Di cosa ha bisogno l’Africa?
“Il continente africano necessita sicuramente di risorse economiche: occorrono maggiori investimenti per andare incontro ai bisogni di sviluppo. La grande sfida di questa iniziativa è, come hanno detto i leader africani, far seguire alle dichiarazioni i fatti concreti. Così come vogliono che la loro voce sia ascoltata a livello mondiale. Da tempo infatti i capi di Stato e di governo dei Paesi del continente africano chiedono di riformare le istituzioni internazionali per venire incontro alle loro istanze, per esempio sul tema del debito. Ancora, la stabilità. I conflitti aumentano e ci sono crisi umanitarie anche di lungo corso, ma non ci può essere sviluppo duraturo in un contesto incerto”.
L’Africa è un continente ricco di risorse e insieme molto povero.
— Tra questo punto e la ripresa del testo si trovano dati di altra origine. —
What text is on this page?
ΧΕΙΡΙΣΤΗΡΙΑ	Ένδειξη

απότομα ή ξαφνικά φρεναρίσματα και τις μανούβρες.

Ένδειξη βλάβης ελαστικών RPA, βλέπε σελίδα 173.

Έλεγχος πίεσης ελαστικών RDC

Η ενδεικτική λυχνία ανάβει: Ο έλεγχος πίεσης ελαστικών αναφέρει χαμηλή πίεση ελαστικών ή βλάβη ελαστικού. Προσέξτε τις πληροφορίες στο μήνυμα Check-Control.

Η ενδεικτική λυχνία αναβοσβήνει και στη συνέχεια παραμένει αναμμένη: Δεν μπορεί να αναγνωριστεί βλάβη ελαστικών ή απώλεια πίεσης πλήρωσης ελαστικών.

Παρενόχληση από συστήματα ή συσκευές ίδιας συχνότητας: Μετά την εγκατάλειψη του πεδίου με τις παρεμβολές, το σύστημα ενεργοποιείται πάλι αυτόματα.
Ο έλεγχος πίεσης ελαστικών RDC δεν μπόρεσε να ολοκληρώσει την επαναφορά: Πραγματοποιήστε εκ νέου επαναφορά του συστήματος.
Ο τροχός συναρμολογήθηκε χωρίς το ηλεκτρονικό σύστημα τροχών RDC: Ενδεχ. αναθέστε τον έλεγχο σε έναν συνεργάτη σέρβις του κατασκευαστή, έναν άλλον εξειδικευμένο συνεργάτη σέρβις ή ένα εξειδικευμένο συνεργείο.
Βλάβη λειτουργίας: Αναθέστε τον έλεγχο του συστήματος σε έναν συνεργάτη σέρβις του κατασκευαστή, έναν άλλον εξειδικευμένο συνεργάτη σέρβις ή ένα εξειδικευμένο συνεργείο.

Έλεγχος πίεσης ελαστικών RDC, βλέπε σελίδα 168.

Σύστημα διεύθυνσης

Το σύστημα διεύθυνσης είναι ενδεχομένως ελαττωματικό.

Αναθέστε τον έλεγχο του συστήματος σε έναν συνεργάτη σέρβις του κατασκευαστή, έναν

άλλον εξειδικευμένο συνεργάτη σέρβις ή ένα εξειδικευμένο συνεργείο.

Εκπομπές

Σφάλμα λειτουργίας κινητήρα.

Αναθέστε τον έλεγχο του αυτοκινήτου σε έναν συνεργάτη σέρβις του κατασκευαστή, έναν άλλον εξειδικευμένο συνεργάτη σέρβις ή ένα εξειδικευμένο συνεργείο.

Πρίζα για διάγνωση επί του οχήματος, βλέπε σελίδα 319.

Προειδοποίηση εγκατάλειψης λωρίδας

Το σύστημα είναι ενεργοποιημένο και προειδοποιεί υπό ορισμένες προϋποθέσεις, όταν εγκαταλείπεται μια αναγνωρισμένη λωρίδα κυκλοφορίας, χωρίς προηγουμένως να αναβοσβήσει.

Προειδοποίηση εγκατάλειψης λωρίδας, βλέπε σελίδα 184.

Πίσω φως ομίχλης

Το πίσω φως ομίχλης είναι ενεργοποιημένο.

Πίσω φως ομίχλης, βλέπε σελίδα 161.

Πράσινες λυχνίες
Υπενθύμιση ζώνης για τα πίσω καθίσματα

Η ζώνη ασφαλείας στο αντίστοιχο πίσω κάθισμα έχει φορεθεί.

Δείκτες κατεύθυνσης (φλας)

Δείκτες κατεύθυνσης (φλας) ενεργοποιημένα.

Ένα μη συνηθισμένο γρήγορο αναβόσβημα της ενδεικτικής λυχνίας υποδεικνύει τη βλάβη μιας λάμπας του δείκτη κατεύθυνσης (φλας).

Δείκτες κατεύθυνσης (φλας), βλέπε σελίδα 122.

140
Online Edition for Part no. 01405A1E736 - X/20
Come evitare un “colonialismo 2.0”?
“Il continente africano è al centro di un paradosso, ha circa un quinto dei metalli pesanti utili per la transizione ecologica e il 60% delle aree idonee per gli impianti fotovoltaici, ma con circa metà della popolazione senza accesso all’energia. L’Africa cui ha bisogno di uno sviluppo che vada a favore dei suoi abitanti, è quindi essenziale che chi propone un piano per estrarre queste risorse e usarle per la crescita agisca con responsabilità”.